Life below Water 2020



Research Projects | 101 Publications | 2 Patents

CoralSense: An Underwater Wireless Sensor Network for Monitoring Coral Reef Environment

Corals are one of the underwater species which has been immensely affected by rising sea temperatures and water pollution. Globally, the risk of coral bleaching (both moderate and severe) has increased at a rate of 4% per year, with 8% of reefs being affected by bleaching per year in the
1980s and 31% being affected in 2016.
NUST has committed to preserve the natural habitats, underwater ecosystems through research and technology, and has set an example of effective collaborations to materialize such efforts. NUST researchers, in collaboration with Umm Al-Qura University, KSA, are currently working on the
development of an Underwater Wireless Sensor Network (UWSN) lab to be the first specialized underwater sensor network lab, to support marine research and industry in the kingdom. The objectives of the collaboration are to design, develop and deploy a prototype UWSN for visual monitoring of coral reefs in the Red Sea.

Automatic Detection and Classification of underwater Man Made Object (MMOs)

The detection and classification of underwater objects is an important problem in a variety of naval and marine applications. Classification and detection of MMOs are traditionally carried out by a skilled human operator due to its difficulty. This is especially true for underwater environments where the variety of ambient noise present makes extraction and classification of relevant audio data a challenging task. The general approach for detecting targets is a two-tier process: 

  • Detection of possible naturally occurring and man-made objects
  • Classification into naturally occurring or man-made objects with a low detection rate of false alarms.

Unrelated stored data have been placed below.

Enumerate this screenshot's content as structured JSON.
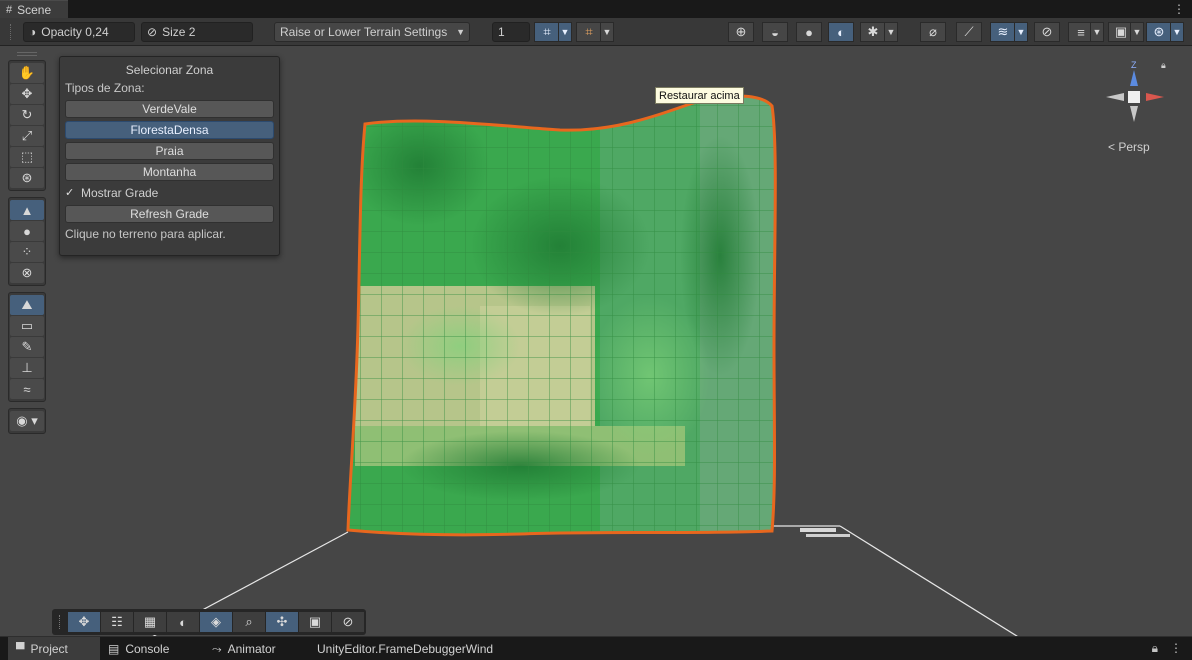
{
  "window": {
    "tab_title": "Scene",
    "menu_icon": "kebab-menu-icon"
  },
  "toolbar": {
    "opacity_label": "Opacity 0,24",
    "size_label": "Size 2",
    "mode_dropdown": "Raise or Lower Terrain Settings",
    "brush_count": "1"
  },
  "zone_panel": {
    "title": "Selecionar Zona",
    "types_label": "Tipos de Zona:",
    "zones": [
      "VerdeVale",
      "FlorestaDensa",
      "Praia",
      "Montanha"
    ],
    "selected_zone": "FlorestaDensa",
    "show_grid_label": "Mostrar Grade",
    "show_grid_checked": true,
    "refresh_label": "Refresh Grade",
    "hint": "Clique no terreno para aplicar."
  },
  "tooltip": {
    "text": "Restaurar acima"
  },
  "gizmo": {
    "axis_label": "Z",
    "projection_label": "Persp"
  },
  "bottom_tabs": [
    {
      "label": "Project",
      "icon": "folder-icon",
      "active": true
    },
    {
      "label": "Console",
      "icon": "console-icon",
      "active": false
    },
    {
      "label": "Animator",
      "icon": "animator-icon",
      "active": false
    },
    {
      "label": "UnityEditor.FrameDebuggerWind",
      "icon": "",
      "active": false
    }
  ],
  "colors": {
    "terrain_green": "#3aa84e",
    "grid_green": "#5dbd5f",
    "sand": "#b6c58a",
    "outline": "#e8671e",
    "accent": "#46607c",
    "viewport_bg": "#464646"
  }
}
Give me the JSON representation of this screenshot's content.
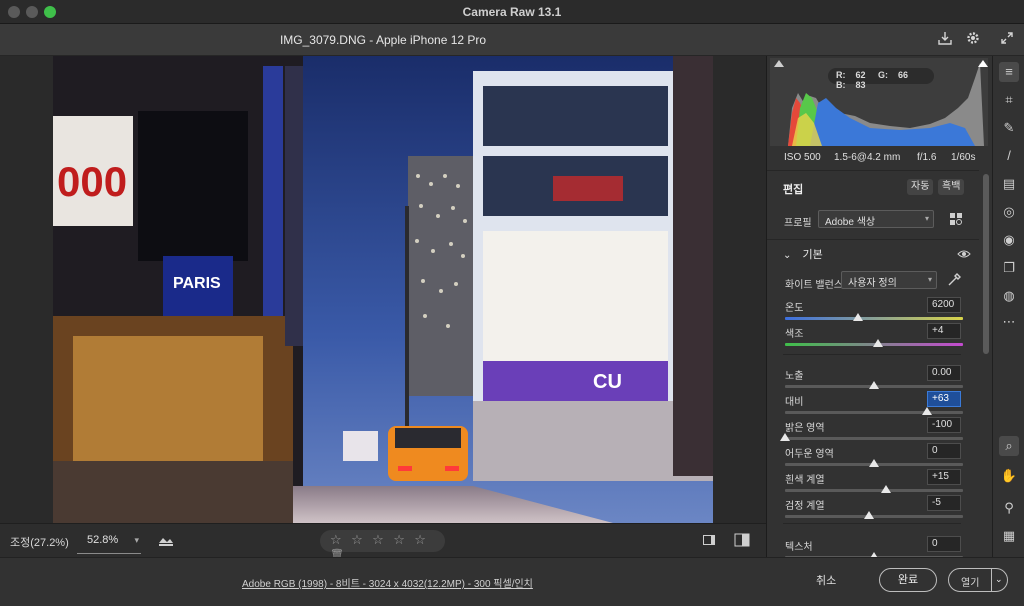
{
  "window": {
    "title": "Camera Raw 13.1"
  },
  "header": {
    "file_title": "IMG_3079.DNG  -  Apple iPhone 12 Pro",
    "icons": [
      "save-icon",
      "gear-icon",
      "fullscreen-icon"
    ]
  },
  "viewbar": {
    "fit_label": "조정(27.2%)",
    "zoom_value": "52.8%",
    "rating_stars": 0
  },
  "footer": {
    "info_link": "Adobe RGB (1998) - 8비트 - 3024 x 4032(12.2MP) - 300 픽셀/인치",
    "cancel": "취소",
    "done": "완료",
    "open": "열기"
  },
  "histogram": {
    "r": "R:",
    "r_val": "62",
    "g": "G:",
    "g_val": "66",
    "b": "B:",
    "b_val": "83"
  },
  "exif": {
    "iso": "ISO 500",
    "lens": "1.5-6@4.2 mm",
    "aperture": "f/1.6",
    "shutter": "1/60s"
  },
  "edit": {
    "title": "편집",
    "auto": "자동",
    "bw": "흑백",
    "profile_label": "프로필",
    "profile_value": "Adobe 색상",
    "basic_section": "기본",
    "wb_label": "화이트 밸런스",
    "wb_value": "사용자 정의"
  },
  "sliders": [
    {
      "label": "온도",
      "value": "6200",
      "pos": 0.41
    },
    {
      "label": "색조",
      "value": "+4",
      "pos": 0.52
    },
    {
      "label": "노출",
      "value": "0.00",
      "pos": 0.5
    },
    {
      "label": "대비",
      "value": "+63",
      "pos": 0.8
    },
    {
      "label": "밝은 영역",
      "value": "-100",
      "pos": 0.0
    },
    {
      "label": "어두운 영역",
      "value": "0",
      "pos": 0.5
    },
    {
      "label": "흰색 계열",
      "value": "+15",
      "pos": 0.57
    },
    {
      "label": "검정 계열",
      "value": "-5",
      "pos": 0.47
    },
    {
      "label": "텍스처",
      "value": "0",
      "pos": 0.5
    }
  ],
  "tools": [
    "edit-sliders-icon",
    "crop-icon",
    "healing-icon",
    "brush-icon",
    "gradient-icon",
    "radial-icon",
    "redeye-icon",
    "snapshots-icon",
    "presets-icon",
    "more-icon",
    "zoom-icon",
    "hand-icon",
    "color-sampler-icon",
    "grid-icon"
  ],
  "colors": {
    "accent": "#3b7bd9",
    "panel": "#323232"
  }
}
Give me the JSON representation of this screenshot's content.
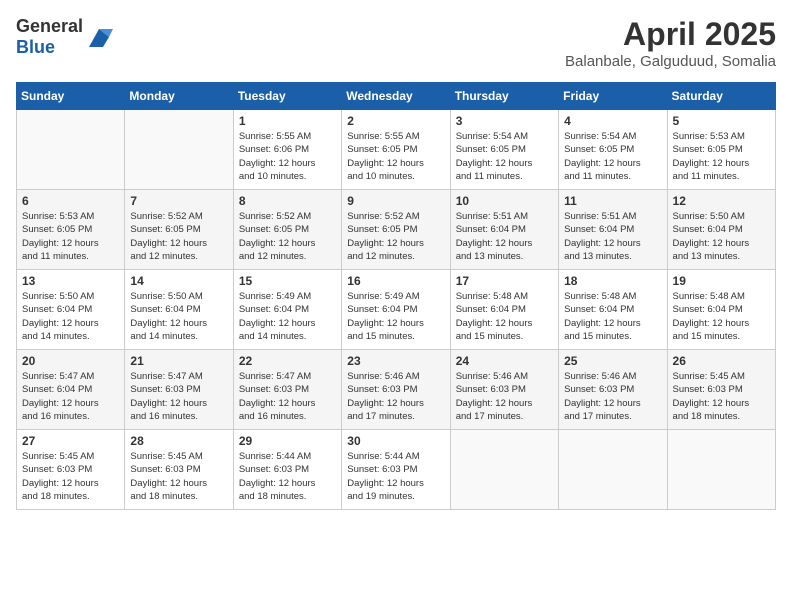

Researchers at Pakistan Navy Engineering College (PNEC), a constituent college of NUST based in Karachi, have proposed a solution that develops a characteristic feature vector-based technique in conjunction with optimized machine learning and data mining techniques to carry out automatic classification of underwater images using collected data. The project will be deployed in coastal areas of Pakistan to detect and analyze the under-water conditions of the coasts.

Development of a nondestructive approach to detect marine life in the freshwater of Pakistan

Researchers at NUST collaborated with Pakistan Museum of Natural History (PMNH) to collect fish data samples from different locations in Pakistan. The aim of the study was to develop a computer vision based algorithm for detection of fish species from the captured video frames by using background detection and foreground extraction and ultimately, classify fish species from collected imagery with the help of machine learning algorithms. The project also developed an easy to use Graphical User Interface (GUI) tailored for the dedicated task of generation and management of fish species detection. The project was deployed by PMNH for data collection and classification of local under-water species of Pakistan. The collaboration was an example of cross-sectoral deployment of NUST expertise for the restoration of environment and preservation of under-water life.